Si no, veamos: hay la idea extendida de que los otros candidatos de Morena van en busca de que la sombrilla de AMLO los cubra y los lleve al triunfo sin mayor trámite, con simular un poco. Y eso desmoviliza, paraliza y no favorece al movimiento. Salvo algunas excepciones, la mayoría de los candidatos son desconocidos en los grandes públicos regionales y locales. No garantizan más que los votos de su entorno inmediato. Y lo que se necesita es que se invierta la ecuación política. Que los candidatos locales aporten votos al candidato presidencial.

Es más, en muchos estados están cometiendo el error de AMLO de ir hacia los mismos bloques, con los mismos mensajes genéricos pero de tan reiterados se desgastan. A los fieles habría que dejarlos descansar. No es tiempo, para ellos ya se cubrió hasta el exceso.

Acaso, aquí en Sinaloa, vemos a Rubén Rocha e Imelda Castro dando mensajes que permitan mostrar que están fuera de su cómoda endogamia. No, y si no lo hacen, es muy probable que la sombrilla lopezobradorista no les alcance para una participación testimonial. Y es que no parece estarse entendiendo que en la medida en que crece el aura electoral a favor de Morena los riesgos se incrementan, los fantasmas andan sueltos. Vendría más fuerte la campaña contra su líder y eso obliga a aportar lo propio. Hacer honor a su nominación. Diversificar los mensajes. Ampliar el espectro de penetración social. Llegar a los que están en la dubitación del sentido de su voto. Vamos, convencer de por qué es mejor su candidato que el de los “de siempre”. Hay mucho indeciso y es donde se encuentra el futuro de la elección.

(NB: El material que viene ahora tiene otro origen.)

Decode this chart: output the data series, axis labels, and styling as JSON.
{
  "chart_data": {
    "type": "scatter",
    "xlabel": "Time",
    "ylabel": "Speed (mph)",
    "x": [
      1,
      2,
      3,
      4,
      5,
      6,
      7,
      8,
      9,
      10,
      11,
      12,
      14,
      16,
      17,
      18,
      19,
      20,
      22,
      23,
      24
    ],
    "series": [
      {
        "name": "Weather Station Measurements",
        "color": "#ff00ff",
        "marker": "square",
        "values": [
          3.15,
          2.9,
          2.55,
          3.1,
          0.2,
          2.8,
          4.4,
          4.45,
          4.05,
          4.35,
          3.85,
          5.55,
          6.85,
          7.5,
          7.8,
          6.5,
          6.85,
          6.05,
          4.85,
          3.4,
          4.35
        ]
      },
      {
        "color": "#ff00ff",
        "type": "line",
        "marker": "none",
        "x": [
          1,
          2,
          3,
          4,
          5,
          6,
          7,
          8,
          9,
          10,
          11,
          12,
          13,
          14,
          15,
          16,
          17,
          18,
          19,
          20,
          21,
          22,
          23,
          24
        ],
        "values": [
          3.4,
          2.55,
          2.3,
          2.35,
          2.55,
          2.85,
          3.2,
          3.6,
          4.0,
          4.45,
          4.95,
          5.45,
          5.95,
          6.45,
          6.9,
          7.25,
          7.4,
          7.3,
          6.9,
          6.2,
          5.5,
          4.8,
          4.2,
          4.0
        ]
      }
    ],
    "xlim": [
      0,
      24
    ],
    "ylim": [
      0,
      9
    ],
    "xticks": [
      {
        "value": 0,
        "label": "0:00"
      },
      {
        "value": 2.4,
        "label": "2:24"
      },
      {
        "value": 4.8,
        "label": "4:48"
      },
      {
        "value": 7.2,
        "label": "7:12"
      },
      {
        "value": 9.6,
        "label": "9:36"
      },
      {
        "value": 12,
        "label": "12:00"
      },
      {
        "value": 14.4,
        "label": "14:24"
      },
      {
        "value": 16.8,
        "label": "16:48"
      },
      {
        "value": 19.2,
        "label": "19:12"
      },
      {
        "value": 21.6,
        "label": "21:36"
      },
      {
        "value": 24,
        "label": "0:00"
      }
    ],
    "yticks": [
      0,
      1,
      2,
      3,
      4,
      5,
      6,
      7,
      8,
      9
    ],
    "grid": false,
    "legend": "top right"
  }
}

Los candidatos Rubén e Imelda poco han dicho sobre los productores de granos y tampoco sobre la situación que prevalece en la UAS. Menos sobre los feminicidios, las extorsiones, las madres solteras, las madres “buscadoras” y los desparecidos, la pobreza y las alternativas para combatirla de raíz, menos sobre el futuro de los negocios pequeños y grandes en caso de ganarse la elección, la corrupción del malovismo y su eventual perdón.

Hay un cómodo apoltronamiento, que en algunos casos ha llevado a la insensatez, como se menciona un candidato morenista, quien montado en la cresta de la ola ya integró con todo y foto a su cuerpo de regidores y amenaza con presentar su gabinete en cuanto empiecen las campañas. Es decir, piensa que ya tiene el triunfo en el bolsillo y el problema es que la gente está en otra cosa. No ve la política tan cerca y se sigue informando en la tele, con el vecino, la costumbre.

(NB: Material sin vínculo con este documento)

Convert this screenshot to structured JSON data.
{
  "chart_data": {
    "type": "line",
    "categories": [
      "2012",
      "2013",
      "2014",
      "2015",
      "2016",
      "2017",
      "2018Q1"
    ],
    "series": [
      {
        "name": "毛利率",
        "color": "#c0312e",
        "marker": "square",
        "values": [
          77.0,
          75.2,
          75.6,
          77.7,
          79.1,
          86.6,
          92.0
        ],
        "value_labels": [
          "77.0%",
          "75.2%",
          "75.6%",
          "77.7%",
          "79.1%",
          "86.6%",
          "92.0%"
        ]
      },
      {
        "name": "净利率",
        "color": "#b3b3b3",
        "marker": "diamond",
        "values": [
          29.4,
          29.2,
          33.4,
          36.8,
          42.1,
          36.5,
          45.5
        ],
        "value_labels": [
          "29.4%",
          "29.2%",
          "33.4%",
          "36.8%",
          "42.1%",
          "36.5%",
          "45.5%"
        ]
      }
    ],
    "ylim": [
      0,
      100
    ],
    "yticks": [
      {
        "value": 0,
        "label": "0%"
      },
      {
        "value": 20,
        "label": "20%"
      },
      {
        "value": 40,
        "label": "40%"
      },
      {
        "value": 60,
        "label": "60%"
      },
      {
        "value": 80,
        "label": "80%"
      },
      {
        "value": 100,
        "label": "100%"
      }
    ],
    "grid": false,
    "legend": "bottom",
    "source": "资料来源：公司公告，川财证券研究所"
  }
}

Además, la circunstancia exige capacidad técnica para administrar los problemas complejos, crecientes y diversos, y los nombres dicen algo. Es la jauja de las encuestas nacionales que llevan a asegurar la inevitable irradiación de votos hacia quien enarbole la bandera, la causa morenista, aun sin claridad en el programa.

No le falla Alejandro Páez. Lee bien la coyuntura y sugiere, propone, alimenta un programa mínimo que todos los morenistas deberían leer para influir mejor en la coyuntura electoral, en su entorno. Que no se olvide que asumen el papel de alternativa y eso obliga a hacer su propia campaña, crear su propia sombrilla electoral.

Artículo de opinión publicado el 1 de abril de 2018 en la edición 792 del semanario Ríodoce.